International efforts have recently focused on preempting such disputes by “harmonizing” national standards and thus promoting international standards to which countries would agree. Proposals developed during the recent Uruguay Round of the GATT have sought to establish international standards set by the Codex Alimentarius Commission as a baseline for trade disputes over food safety issues.
The proposed international standard-setting process is in some respects similar to American standard setting. Important differences between the two systems, however, may create substantive discrepancies in standards for pesticide residues on food. Although no one has charged U.S. officials with establishing pesticide regulations to prevent trade, the proposed GATT regime would allow an importer to challenge those U.S. regulations that exceeded international standards as unfair barriers to trade. The United States is a major food importer and has one of the most extensive systems of pesticide regulation in the world; U.S. standards could be challenged as prohibitively high. Also, as the world's largest food exporter, the United States has a strong interest in preventing food safety standards from becoming trade barriers.

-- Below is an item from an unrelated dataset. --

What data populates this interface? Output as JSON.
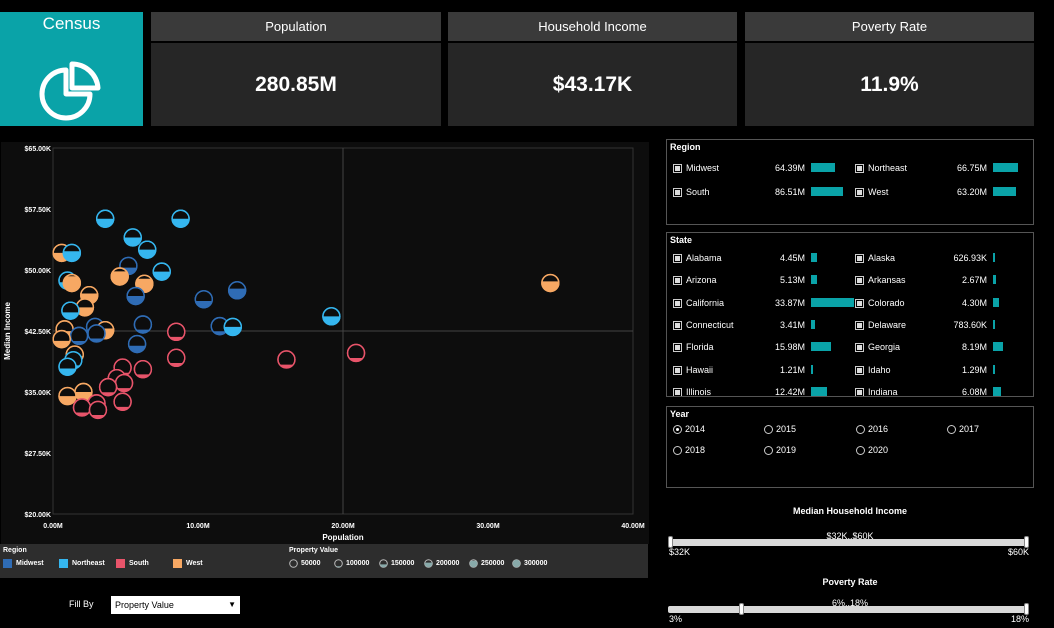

Aside from the threat of reduced standards, however, the process by which the Codex formulates regulations fails to assimilate the democratic principles reflected in the U.S. pesticide regulatory regime. Specifically, the Codex process does not recognize that the public should check industry influence on decision making and that only by accommodating public participation can an institution legitimately impose regulations in a democratic society.
Part II of this Note explains the role pesticide regulations can play as trade barriers and describes past attempts to cure trade-inhibiting regulations. It also describes the developing role of the Codex Alimentarius Commission—the organization charged by the draft GATT agreement with maintaining international baseline standards for food safety—in the movement toward harmonization.
Part III discusses the standard-setting process of the Codex Alimentarius Commission and its Pesticide Residue Committee. It explores the political nature of international standard setting and, in particular, how the Codex Commission's proceedings are more readily accessible to industry groups than to consumer groups. Part III also addresses the potential effects—direct or indirect—that internationally set pesticide standards could have on U.S. regulatory decisions.
Part IV reviews the U.S. regulatory scheme for pesticides and examines some of the ways in which the participation of consumer and environmental groups can and does affect the U.S. standard-setting process. It concludes with a look at how the American public would regard internationally set standards negotiated beyond the public eye.
By acceding to a GATT agreement which created incentives for domestic regulations to conform to international standards and which assigned standard-setting responsibility to an international body that did not provide for public participation in its decision making, American officials could compromise U.S. pesticide regulation in subtle and costly ways. Most importantly, cutting public participation out of the standard-setting process could lead to the loss of a check on the unbalanced influence of industry groups and to the loss of the resulting standard's legitimacy among the citizenry.
In their evaluation of the international movement to harmonize food safety standards, U.S. policymakers must be conscious of these implications. The absence of public participation in the international system for pesticide regulation suggests that U.S. policy makers should be unwilling to accept the internationalization of pesticide standards as it is currently envisioned in the GATT.